Polish Deal 2.0 awaits the President’s signature
On 9 June 2022, the Lower House of the Polish Parliament examined the amendments to the act amending the act on personal income tax and certain other acts (implementing the Polish Deal 2.0 program) made by the Senate. Out of 30 amendments proposed by the Senate, the Sejm passed the ones restoring the possibility of joint filing by single parents together with their children, increasing the part of tax transmitted to public benefit organizations from 1 to 1.5 percent, bringing changes to the Penal Fiscal Code, and excluding the possibility of loss and bad-debt carry-forward to income being the accounting basis for annual health care insurance premiums for individuals running non-agricultural business activity. The act now awaits the President’s signature. New provisions are expected to enter into force on 1 July 2022.

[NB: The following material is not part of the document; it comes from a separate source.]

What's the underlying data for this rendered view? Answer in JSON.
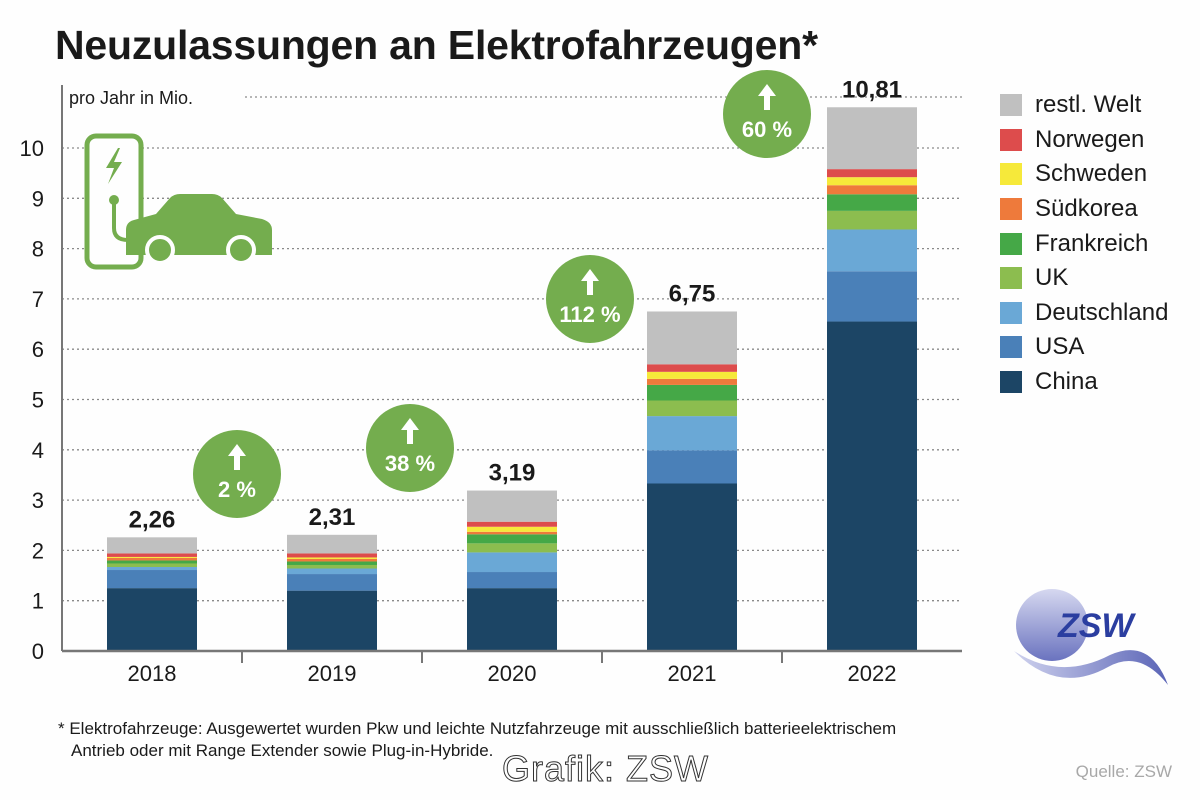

Poland's central bank raises reference interest rate
On 8 June 2022, the Monetary Policy Council increased the reference interest rate by 75 basis points to 6.00%. The Lombard loan interest rate was also raised to 6.50% annually. Changes to the reference rate affect other financial parameters, e.g., the amount of interest on tax arrears (from 9 June - 15% annually), the limit of notional costs of external financing and of a reduction in the amount of tax liability in the event of payment of VAT in full from the VAT account earlier than the deadline for paying the tax.

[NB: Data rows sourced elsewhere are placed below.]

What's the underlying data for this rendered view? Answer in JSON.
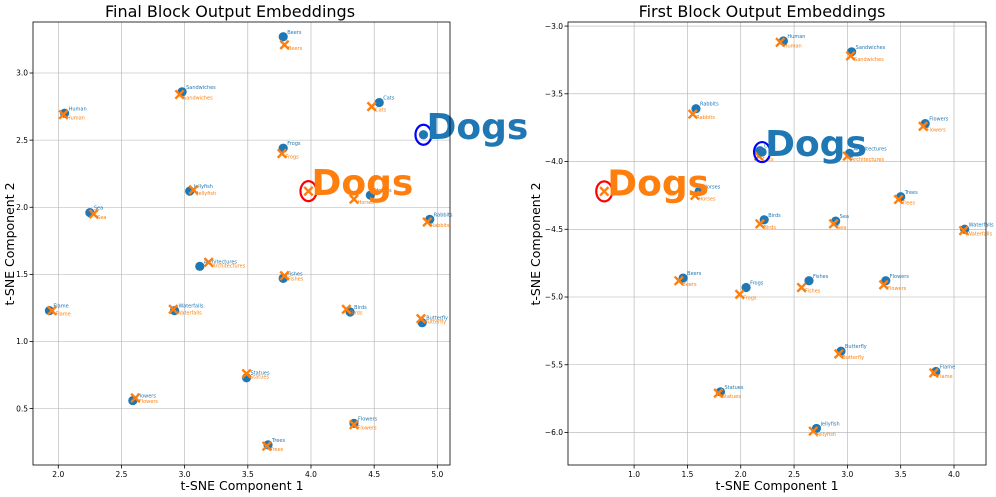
{
  "colors": {
    "blue": "#1f77b4",
    "orange": "#ff7f0e",
    "ring_blue": "#0000ff",
    "ring_red": "#ff0000"
  },
  "chart_data": [
    {
      "type": "scatter",
      "title": "Final Block Output Embeddings",
      "xlabel": "t-SNE Component 1",
      "ylabel": "t-SNE Component 2",
      "xlim": [
        1.8,
        5.1
      ],
      "ylim": [
        0.08,
        3.38
      ],
      "xticks": [
        2.0,
        2.5,
        3.0,
        3.5,
        4.0,
        4.5,
        5.0
      ],
      "xtick_labels": [
        "2.0",
        "2.5",
        "3.0",
        "3.5",
        "4.0",
        "4.5",
        "5.0"
      ],
      "yticks": [
        0.5,
        1.0,
        1.5,
        2.0,
        2.5,
        3.0
      ],
      "ytick_labels": [
        "0.5",
        "1.0",
        "1.5",
        "2.0",
        "2.5",
        "3.0"
      ],
      "grid": true,
      "series": [
        {
          "name": "circles",
          "marker": "o",
          "points": [
            {
              "label": "Beers",
              "x": 3.78,
              "y": 3.27
            },
            {
              "label": "Sandwiches",
              "x": 2.98,
              "y": 2.86
            },
            {
              "label": "Human",
              "x": 2.05,
              "y": 2.7
            },
            {
              "label": "Cats",
              "x": 4.54,
              "y": 2.78
            },
            {
              "label": "Frogs",
              "x": 3.78,
              "y": 2.44
            },
            {
              "label": "Jellyfish",
              "x": 3.04,
              "y": 2.12
            },
            {
              "label": "Sea",
              "x": 2.25,
              "y": 1.96
            },
            {
              "label": "Horses",
              "x": 4.47,
              "y": 2.09
            },
            {
              "label": "Rabbits",
              "x": 4.94,
              "y": 1.91
            },
            {
              "label": "Architectures",
              "x": 3.12,
              "y": 1.56
            },
            {
              "label": "Fishes",
              "x": 3.78,
              "y": 1.47
            },
            {
              "label": "Flame",
              "x": 1.93,
              "y": 1.23
            },
            {
              "label": "Waterfalls",
              "x": 2.92,
              "y": 1.23
            },
            {
              "label": "Birds",
              "x": 4.31,
              "y": 1.22
            },
            {
              "label": "Butterfly",
              "x": 4.88,
              "y": 1.14
            },
            {
              "label": "Statues",
              "x": 3.49,
              "y": 0.73
            },
            {
              "label": "Flowers",
              "x": 2.59,
              "y": 0.56
            },
            {
              "label": "Flowers",
              "x": 4.34,
              "y": 0.39
            },
            {
              "label": "Trees",
              "x": 3.66,
              "y": 0.23
            }
          ]
        },
        {
          "name": "crosses",
          "marker": "x",
          "points": [
            {
              "label": "Beers",
              "x": 3.79,
              "y": 3.21
            },
            {
              "label": "Sandwiches",
              "x": 2.96,
              "y": 2.84
            },
            {
              "label": "Human",
              "x": 2.04,
              "y": 2.69
            },
            {
              "label": "Cats",
              "x": 4.48,
              "y": 2.75
            },
            {
              "label": "Frogs",
              "x": 3.77,
              "y": 2.4
            },
            {
              "label": "Jellyfish",
              "x": 3.07,
              "y": 2.13
            },
            {
              "label": "Sea",
              "x": 2.28,
              "y": 1.95
            },
            {
              "label": "Horses",
              "x": 4.34,
              "y": 2.06
            },
            {
              "label": "Rabbits",
              "x": 4.92,
              "y": 1.89
            },
            {
              "label": "Architectures",
              "x": 3.19,
              "y": 1.59
            },
            {
              "label": "Fishes",
              "x": 3.79,
              "y": 1.49
            },
            {
              "label": "Flame",
              "x": 1.95,
              "y": 1.23
            },
            {
              "label": "Waterfalls",
              "x": 2.91,
              "y": 1.24
            },
            {
              "label": "Birds",
              "x": 4.28,
              "y": 1.24
            },
            {
              "label": "Butterfly",
              "x": 4.87,
              "y": 1.17
            },
            {
              "label": "Statues",
              "x": 3.49,
              "y": 0.76
            },
            {
              "label": "Flowers",
              "x": 2.61,
              "y": 0.58
            },
            {
              "label": "Flowers",
              "x": 4.34,
              "y": 0.38
            },
            {
              "label": "Trees",
              "x": 3.65,
              "y": 0.22
            }
          ]
        }
      ],
      "highlights": [
        {
          "label": "Dogs",
          "marker": "o",
          "x": 4.89,
          "y": 2.54,
          "color": "blue"
        },
        {
          "label": "Dogs",
          "marker": "x",
          "x": 3.98,
          "y": 2.12,
          "color": "orange"
        }
      ]
    },
    {
      "type": "scatter",
      "title": "First Block Output Embeddings",
      "xlabel": "t-SNE Component 1",
      "ylabel": "t-SNE Component 2",
      "xlim": [
        0.38,
        4.3
      ],
      "ylim": [
        -6.24,
        -2.97
      ],
      "xticks": [
        1.0,
        1.5,
        2.0,
        2.5,
        3.0,
        3.5,
        4.0
      ],
      "xtick_labels": [
        "1.0",
        "1.5",
        "2.0",
        "2.5",
        "3.0",
        "3.5",
        "4.0"
      ],
      "yticks": [
        -6.0,
        -5.5,
        -5.0,
        -4.5,
        -4.0,
        -3.5,
        -3.0
      ],
      "ytick_labels": [
        "−6.0",
        "−5.5",
        "−5.0",
        "−4.5",
        "−4.0",
        "−3.5",
        "−3.0"
      ],
      "grid": true,
      "series": [
        {
          "name": "circles",
          "marker": "o",
          "points": [
            {
              "label": "Human",
              "x": 2.4,
              "y": -3.11
            },
            {
              "label": "Sandwiches",
              "x": 3.04,
              "y": -3.19
            },
            {
              "label": "Rabbits",
              "x": 1.58,
              "y": -3.61
            },
            {
              "label": "Flowers",
              "x": 3.73,
              "y": -3.72
            },
            {
              "label": "Architectures",
              "x": 3.02,
              "y": -3.94
            },
            {
              "label": "Horses",
              "x": 1.61,
              "y": -4.22
            },
            {
              "label": "Trees",
              "x": 3.5,
              "y": -4.26
            },
            {
              "label": "Birds",
              "x": 2.22,
              "y": -4.43
            },
            {
              "label": "Sea",
              "x": 2.89,
              "y": -4.44
            },
            {
              "label": "Waterfalls",
              "x": 4.1,
              "y": -4.5
            },
            {
              "label": "Beers",
              "x": 1.46,
              "y": -4.86
            },
            {
              "label": "Fishes",
              "x": 2.64,
              "y": -4.88
            },
            {
              "label": "Flowers",
              "x": 3.36,
              "y": -4.88
            },
            {
              "label": "Frogs",
              "x": 2.05,
              "y": -4.93
            },
            {
              "label": "Butterfly",
              "x": 2.94,
              "y": -5.4
            },
            {
              "label": "Flame",
              "x": 3.83,
              "y": -5.55
            },
            {
              "label": "Statues",
              "x": 1.81,
              "y": -5.7
            },
            {
              "label": "Jellyfish",
              "x": 2.71,
              "y": -5.97
            },
            {
              "label": "Cats",
              "x": 2.18,
              "y": -3.92
            }
          ]
        },
        {
          "name": "crosses",
          "marker": "x",
          "points": [
            {
              "label": "Human",
              "x": 2.37,
              "y": -3.12
            },
            {
              "label": "Sandwiches",
              "x": 3.03,
              "y": -3.22
            },
            {
              "label": "Rabbits",
              "x": 1.55,
              "y": -3.65
            },
            {
              "label": "Flowers",
              "x": 3.71,
              "y": -3.74
            },
            {
              "label": "Architectures",
              "x": 3.0,
              "y": -3.96
            },
            {
              "label": "Horses",
              "x": 1.57,
              "y": -4.25
            },
            {
              "label": "Trees",
              "x": 3.48,
              "y": -4.28
            },
            {
              "label": "Birds",
              "x": 2.18,
              "y": -4.46
            },
            {
              "label": "Sea",
              "x": 2.87,
              "y": -4.46
            },
            {
              "label": "Waterfalls",
              "x": 4.09,
              "y": -4.51
            },
            {
              "label": "Beers",
              "x": 1.42,
              "y": -4.88
            },
            {
              "label": "Fishes",
              "x": 2.57,
              "y": -4.93
            },
            {
              "label": "Flowers",
              "x": 3.34,
              "y": -4.91
            },
            {
              "label": "Frogs",
              "x": 1.99,
              "y": -4.98
            },
            {
              "label": "Butterfly",
              "x": 2.92,
              "y": -5.42
            },
            {
              "label": "Flame",
              "x": 3.81,
              "y": -5.56
            },
            {
              "label": "Statues",
              "x": 1.79,
              "y": -5.71
            },
            {
              "label": "Jellyfish",
              "x": 2.68,
              "y": -5.99
            },
            {
              "label": "Cats",
              "x": 2.17,
              "y": -3.96
            }
          ]
        }
      ],
      "highlights": [
        {
          "label": "Dogs",
          "marker": "o",
          "x": 2.2,
          "y": -3.93,
          "color": "blue"
        },
        {
          "label": "Dogs",
          "marker": "x",
          "x": 0.72,
          "y": -4.22,
          "color": "orange"
        }
      ]
    }
  ]
}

Spouse of a person running non-agricultural business activity as a VAT payer in joint property sale
On 3 June 2022, the Supreme Administrative Court (SAC) ruled in the case of a taxpayer who, together with her spouse, purchased a plot of land and took up activities consisting in providing it with utility infrastructure. The taxpayer continued to do so after her husband’s death, but she has not been registered as an active VAT taxpayer. Consequently, tax authorities launched proceedings against her, since - in their opinion - the actions taken by the taxpayer and her husband showed that they intended to carry out sales and generate income on this account in a frequent and organized manner, which is included in the definition of running a business in the light of the provisions of the VAT Act. In the SAC’s opinion, however, tax authorities acted in an unauthorized manner. According to the Court, the authorities should examine whether the taxpayer acted in these activities as a co-owner, who naturally accepts the economic activity conducted by the spouse, or whether it is possible to treat her share and involvement as a form of conducting business activity, so that consequences in terms of tax liability may arise.